N2O emissions during microalgae outdoor cultivation in 50 L column photobioreactors

Abstract

This study investigated the potential environmental significance of nitrous oxide (N2O) emissions from outdoor microalgal cultivation. Chlorella vulgaris, Neochloris sp., and Arthrospira platensis were cultivated in 50L pilot scale photobioreactors (PBRs) operated in fed batch mode and fed with either nitrate (NO3−) or ammonium (NH4+) as the nitrogen (N) source. When NO3− was supplied as N-source, Neochloris sp., and C. vulgaris cultures emitted 50.0–14,200nmol·N2O·m−2·h−1 (36days of cultivation, n=136, median=2220nmol·N2O·m−2·h−1) and 9.60–38,000nmol·N2O·m−2·h−1 (90days of cultivation, n=332, median=4050nmol·N2O·m−2·h−1), respectively. Based on the emissions representing 25–75% of the data recorded from C. vulgaris fed NO3− (1500–8000nmol·N2O·m−2·h−1), N2O emissions factors were estimated as 0.1–0.4% of the N input load of 25g·N·d−1. Further monitoring of C. vulgaris cultures showed that N2O emissions were positively correlated to biomass concentration (R2=0.77) and light intensity (R2=0.57).
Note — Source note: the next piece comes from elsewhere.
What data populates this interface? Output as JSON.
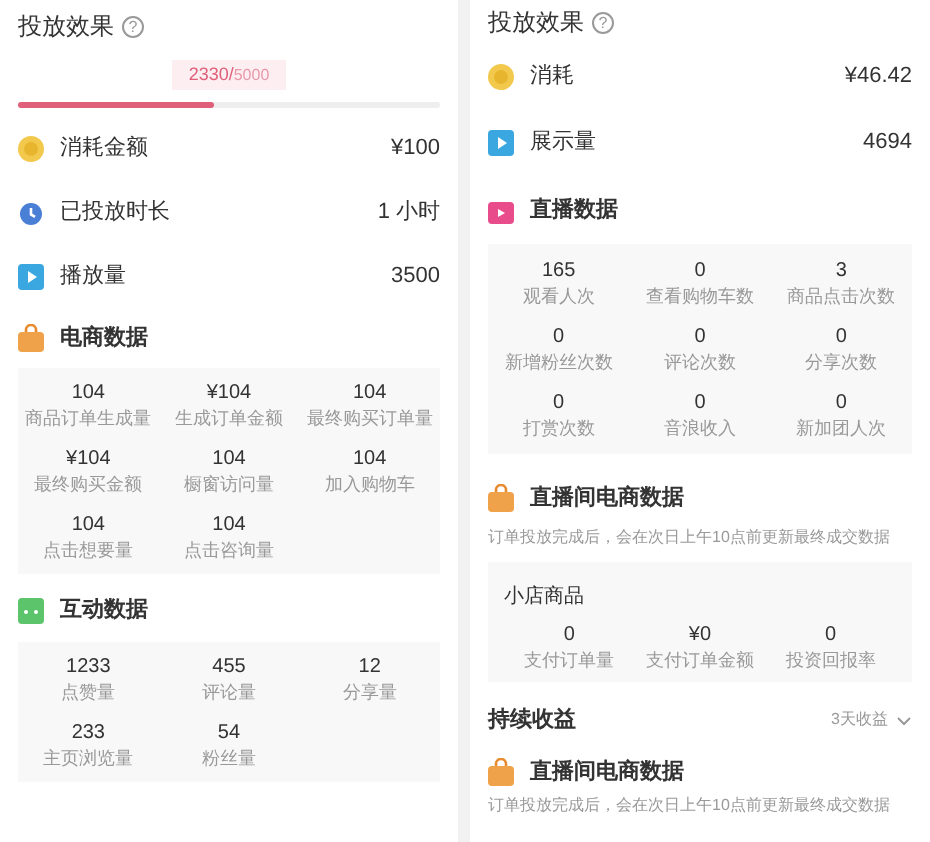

Nitrous oxide emissions were not detected when C. vulgaris was cultivated using ammonium as N-source (32days of cultivation, n=84), or when A. platensis cultures were cultivated with NO3− as N-source (36days of cultivation, n=90). The use of ammonium as N-source or the selection of appropriate algae species could therefore provide simple N2O mitigation strategies.